UK turns to EU for helping hand after Brexit butchers meat sector

The industry warns that the slaughter backlog shows no signs of slowing any time soon. [SHUTTERSTOCK]

Because of labour shortages caused by Brexit, British meat producers have resorted to exporting animal carcasses to the EU for butchering before re-importing the meat, but the UK government has insisted this will be resolved via its domestic workforce.

Beef carcasses have been ferried this week to cutting and packing plants in the Republic of Ireland for butchering before being brought back to the UK, chief executive of the British Meat Processors Association (BMPA) Nick Allen told Reuters on Wednesday (4 November).

“Due to the shortage of meat workers in the UK and the limitations to recruit caused by the immigration policy, processors are taking advantage of the fact that other countries are sourcing extra labour from around the world and exporting meat to be processed and returned to this country,” Allen said.

“Whilst it is an added cost, it is a better option than empty shelves and animals building up on the farms,” he said.

While foreign butchers have been eligible since January 2021 to come to the UK via the skilled worker route, as part of the point-based immigration system, the sector has been struggling from a chronic lack of workers, a problem which has also been compounded by the COVID pandemic.

In efforts to boost the number of meat workers based in the UK, last month the British government agreed to issue 800 temporary visas for butchers to work in the UK for six months. The government has not yet said how many applications have been made.

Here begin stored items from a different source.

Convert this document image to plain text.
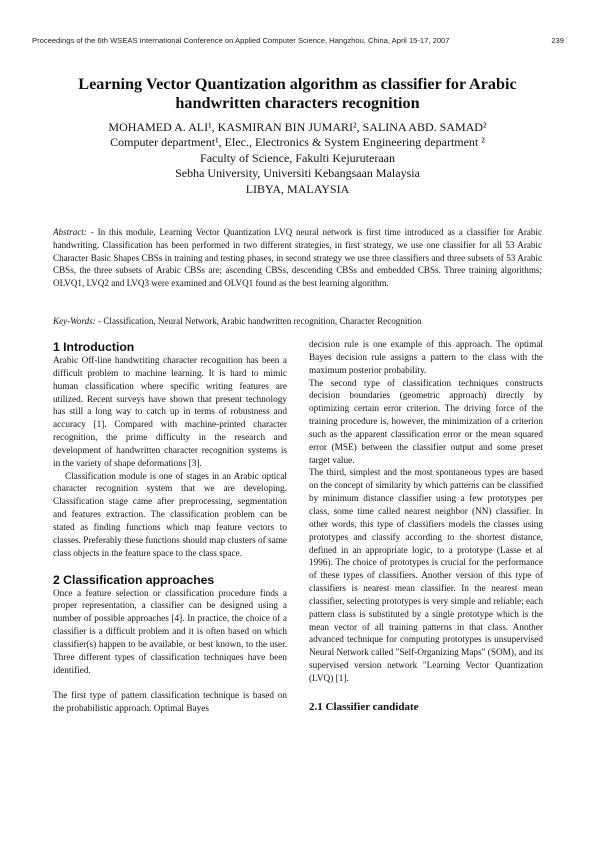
Proceedings of the 6th WSEAS International Conference on Applied Computer Science, Hangzhou, China, April 15-17, 2007	239
Learning Vector Quantization algorithm as classifier for Arabic
handwritten characters recognition
MOHAMED A. ALI¹, KASMIRAN BIN JUMARI², SALINA ABD. SAMAD²
Computer department¹, Elec., Electronics & System Engineering department ²
Faculty of Science, Fakulti Kejuruteraan
Sebha University, Universiti Kebangsaan Malaysia
LIBYA, MALAYSIA
Abstract: - In this module, Learning Vector Quantization LVQ neural network is first time introduced as a classifier for Arabic handwriting. Classification has been performed in two different strategies, in first strategy, we use one classifier for all 53 Arabic Character Basic Shapes CBSs in training and testing phases, in second strategy we use three classifiers and three subsets of 53 Arabic CBSs, the three subsets of Arabic CBSs are; ascending CBSs, descending CBSs and embedded CBSs. Three training algorithms; OLVQ1, LVQ2 and LVQ3 were examined and OLVQ1 found as the best learning algorithm.
Key-Words: - Classification, Neural Network, Arabic handwritten recognition, Character Recognition

1 Introduction

Arabic Off-line handwriting character recognition has been a difficult problem to machine learning. It is hard to mimic human classification where specific writing features are utilized. Recent surveys have shown that present technology has still a long way to catch up in terms of robustness and accuracy [1]. Compared with machine-printed character recognition, the prime difficulty in the research and development of handwritten character recognition systems is in the variety of shape deformations [3].

Classification module is one of stages in an Arabic optical character recognition system that we are developing. Classification stage came after preprocessing, segmentation and features extraction. The classification problem can be stated as finding functions which map feature vectors to classes. Preferably these functions should map clusters of same class objects in the feature space to the class space.

2 Classification approaches

Once a feature selection or classification procedure finds a proper representation, a classifier can be designed using a number of possible approaches [4]. In practice, the choice of a classifier is a difficult problem and it is often based on which classifier(s) happen to be available, or best known, to the user. Three different types of classification techniques have been identified.

The first type of pattern classification technique is based on the probabilistic approach. Optimal Bayes

decision rule is one example of this approach. The optimal Bayes decision rule assigns a pattern to the class with the maximum posterior probability.

The second type of classification techniques constructs decision boundaries (geometric approach) directly by optimizing certain error criterion. The driving force of the training procedure is, however, the minimization of a criterion such as the apparent classification error or the mean squared error (MSE) between the classifier output and some preset target value.

The third, simplest and the most spontaneous types are based on the concept of similarity by which patterns can be classified by minimum distance classifier using a few prototypes per class, some time called nearest neighbor (NN) classifier. In other words, this type of classifiers models the classes using prototypes and classify according to the shortest distance, defined in an appropriate logic, to a prototype (Lasse et al 1996). The choice of prototypes is crucial for the performance of these types of classifiers. Another version of this type of classifiers is nearest mean classifier. In the nearest mean classifier, selecting prototypes is very simple and reliable; each pattern class is substituted by a single prototype which is the mean vector of all training patterns in that class. Another advanced technique for computing prototypes is unsupervised Neural Network called "Self-Organizing Maps" (SOM), and its supervised version network "Learning Vector Quantization (LVQ) [1].

2.1 Classifier candidate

The news comes on the back of a mass cull of thousands of healthy pigs across the UK after a lack of butchers to carve the carcasses led to a backlog on farms.

Current counts peg the figure at around 10,000 healthy pigs and piglets that have been slaughtered and could not be processed for human consumption.

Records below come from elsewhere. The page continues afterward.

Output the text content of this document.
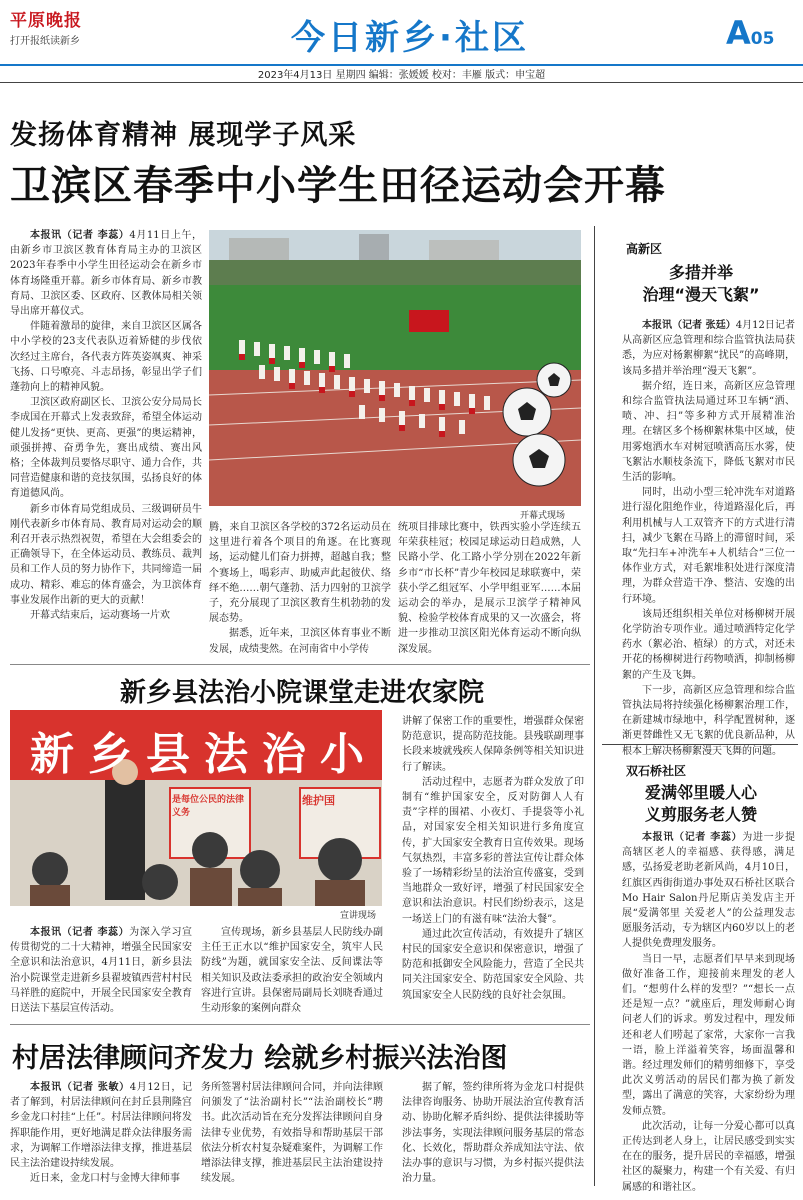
平原晚报
打开报纸读新乡	今日新乡·社区	A05
2023年4月13日 星期四 编辑：张媛媛 校对：丰雁 版式：申宝超
发扬体育精神 展现学子风采
卫滨区春季中小学生田径运动会开幕

本报讯（记者 李蕊）4月11日上午，由新乡市卫滨区教育体育局主办的卫滨区2023年春季中小学生田径运动会在新乡市体育场隆重开幕。新乡市体育局、新乡市教育局、卫滨区委、区政府、区教体局相关领导出席开幕仪式。

伴随着激昂的旋律，来自卫滨区区属各中小学校的23支代表队迈着矫健的步伐依次经过主席台，各代表方阵英姿飒爽、神采飞扬、口号嘹亮、斗志昂扬，彰显出学子们蓬勃向上的精神风貌。

卫滨区政府副区长、卫滨公安分局局长李成国在开幕式上发表致辞，希望全体运动健儿发扬“更快、更高、更强”的奥运精神，顽强拼搏、奋勇争先，赛出成绩、赛出风格；全体裁判员要恪尽职守、通力合作，共同营造健康和谐的竞技氛围，弘扬良好的体育道德风尚。

新乡市体育局党组成员、三级调研员牛刚代表新乡市体育局、教育局对运动会的顺利召开表示热烈祝贺，希望在大会组委会的正确领导下，在全体运动员、教练员、裁判员和工作人员的努力协作下，共同缔造一届成功、精彩、难忘的体育盛会，为卫滨体育事业发展作出新的更大的贡献！

开幕式结束后，运动赛场一片欢

开幕式现场

腾，来自卫滨区各学校的372名运动员在这里进行着各个项目的角逐。在比赛现场，运动健儿们奋力拼搏，超越自我；整个赛场上，喝彩声、助威声此起彼伏、络绎不绝……朝气蓬勃、活力四射的卫滨学子，充分展现了卫滨区教育生机勃勃的发展态势。

据悉，近年来，卫滨区体育事业不断发展，成绩斐然。在河南省中小学传

统项目排球比赛中，铁西实验小学连续五年荣获桂冠；校园足球运动日趋成熟，人民路小学、化工路小学分别在2022年新乡市“市长杯”青少年校园足球联赛中，荣获小学乙组冠军、小学甲组亚军……本届运动会的举办，是展示卫滨学子精神风貌、检验学校体育成果的又一次盛会，将进一步推动卫滨区阳光体育运动不断向纵深发展。

高新区
多措并举
治理“漫天飞絮”

本报讯（记者 张廷）4月12日记者从高新区应急管理和综合监管执法局获悉，为应对杨絮柳絮“扰民”的高峰期，该局多措并举治理“漫天飞絮”。

据介绍，连日来，高新区应急管理和综合监管执法局通过环卫车辆“洒、喷、冲、扫”等多种方式开展精准治理。在辖区多个杨柳絮林集中区域，使用雾炮洒水车对树冠喷洒高压水雾，使飞絮沾水顺枝条流下，降低飞絮对市民生活的影响。

同时，出动小型三轮冲洗车对道路进行湿化阻绝作业，待道路湿化后，再利用机械与人工双管齐下的方式进行清扫，减少飞絮在马路上的滞留时间，采取“先扫车+冲洗车+人机结合”三位一体作业方式，对毛絮堆积处进行深度清理，为群众营造干净、整洁、安逸的出行环境。

该局还组织相关单位对杨柳树开展化学防治专项作业。通过喷洒特定化学药水（絮必治、植绿）的方式，对还未开花的杨柳树进行药物喷洒，抑制杨柳絮的产生及飞舞。

下一步，高新区应急管理和综合监管执法局将持续强化杨柳絮治理工作，在新建城市绿地中，科学配置树种，逐渐更替雌性又无飞絮的优良新品种，从根本上解决杨柳絮漫天飞舞的问题。

双石桥社区
爱满邻里暖人心
义剪服务老人赞

本报讯（记者 李蕊）为进一步提高辖区老人的幸福感、获得感，满足感，弘扬爱老助老新风尚，4月10日，红旗区西街街道办事处双石桥社区联合Mo Hair Salon丹尼斯店美发店主开展“爱满邻里 关爱老人”的公益理发志愿服务活动，专为辖区内60岁以上的老人提供免费理发服务。

当日一早，志愿者们早早来到现场做好准备工作，迎接前来理发的老人们。“想剪什么样的发型？”“想长一点还是短一点？”就座后，理发师耐心询问老人们的诉求。剪发过程中，理发师还和老人们唠起了家常，大家你一言我一语，脸上洋溢着笑容，场面温馨和谐。经过理发师们的精剪细修下，享受此次义剪活动的居民们都为换了新发型，露出了满意的笑容，大家纷纷为理发师点赞。

此次活动，让每一分爱心都可以真正传达到老人身上，让居民感受到实实在在的服务，提升居民的幸福感，增强社区的凝聚力，构建一个有关爱、有归属感的和谐社区。

新乡县法治小院课堂走进农家院
新乡县法治小
是每位公民的法律义务
维护国
宣讲现场

本报讯（记者 李蕊）为深入学习宣传贯彻党的二十大精神，增强全民国家安全意识和法治意识，4月11日，新乡县法治小院课堂走进新乡县翟坡镇西营村村民马祥胜的庭院中，开展全民国家安全教育日送法下基层宣传活动。

宣传现场，新乡县基层人民防线办副主任王正水以“维护国家安全，筑牢人民防线”为题，就国家安全法、反间谍法等相关知识及政法委承担的政治安全领域内容进行宣讲。县保密局副局长刘晓香通过生动形象的案例向群众

讲解了保密工作的重要性，增强群众保密防范意识，提高防范技能。县残联副理事长段来坡就残疾人保障条例等相关知识进行了解读。

活动过程中，志愿者为群众发放了印制有“维护国家安全，反对防御人人有责”字样的围裙、小夜灯、手提袋等小礼品，对国家安全相关知识进行多角度宣传，扩大国家安全教育日宣传效果。现场气氛热烈，丰富多彩的普法宣传让群众体验了一场精彩纷呈的法治宣传盛宴，受到当地群众一致好评，增强了村民国家安全意识和法治意识。村民们纷纷表示，这是一场送上门的有滋有味“法治大餐”。

通过此次宣传活动，有效提升了辖区村民的国家安全意识和保密意识，增强了防范和抵御安全风险能力，营造了全民共同关注国家安全、防范国家安全风险、共筑国家安全人民防线的良好社会氛围。

村居法律顾问齐发力 绘就乡村振兴法治图

本报讯（记者 张敏）4月12日，记者了解到，村居法律顾问在封丘县荆隆宫乡金龙口村挂“上任”。村居法律顾问将发挥职能作用，更好地满足群众法律服务需求，为调解工作增添法律支撑，推进基层民主法治建设持续发展。

近日来，金龙口村与金博大律师事

务所签署村居法律顾问合同，并向法律顾问颁发了“法治副村长”“法治副校长”聘书。此次活动旨在充分发挥法律顾问自身法律专业优势，有效指导和帮助基层干部依法分析农村复杂疑难案件，为调解工作增添法律支撑，推进基层民主法治建设持续发展。

据了解，签约律所将为金龙口村提供法律咨询服务、协助开展法治宣传教育活动、协助化解矛盾纠纷、提供法律援助等涉法事务，实现法律顾问服务基层的常态化、长效化，帮助群众养成知法守法、依法办事的意识与习惯，为乡村振兴提供法治力量。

The industry warns that the slaughter backlog shows no signs of slowing any time soon, pointing out that there is a 15% staff shortage across many meat plants in the UK, climbing as high as 20% in some cases, Allen said.

The UK beef sector alone needs to fill 15,000 vacancies, a majority of them skilled or semi-skilled, he added.

Working conditions in meat processing plants make them hotbed for COVID-19

Another major COVID-19 outbreak in the largest meat processing facility in Europe has prompted stakeholders to urge the EU Commission to take swift measures to protect workers  in the sector and stem the spread of the virus.

A spokesperson for the UK department of environment, food and rural affairs (DEFRA) told EURACTIV the government has been “working closely with the meat industry in order to understand how best to support them in response to the challenges caused by the pandemic”.

He pointed out that the export of carcasses is a “commercial decision taken by individual businesses” and also said that extending the temporary visa scheme was not a long-term solution.

Instead, the government is banking on the meat industry being able to draw on the “large domestic labour pool in the UK as we move to a high-wage, high-skilled economy,” he said.

Asked about the possibility of an on-farm backlog, as in the case of the UK pig sector, leading to a cull, the spokesperson said farmers should have contingency plans in place to ensure the welfare of their animals.

These may involve movement of animals to another holding, or on-farm culling of animals that are suffering, or at imminent risk of suffering, adverse welfare impacts, the spokesperson suggested.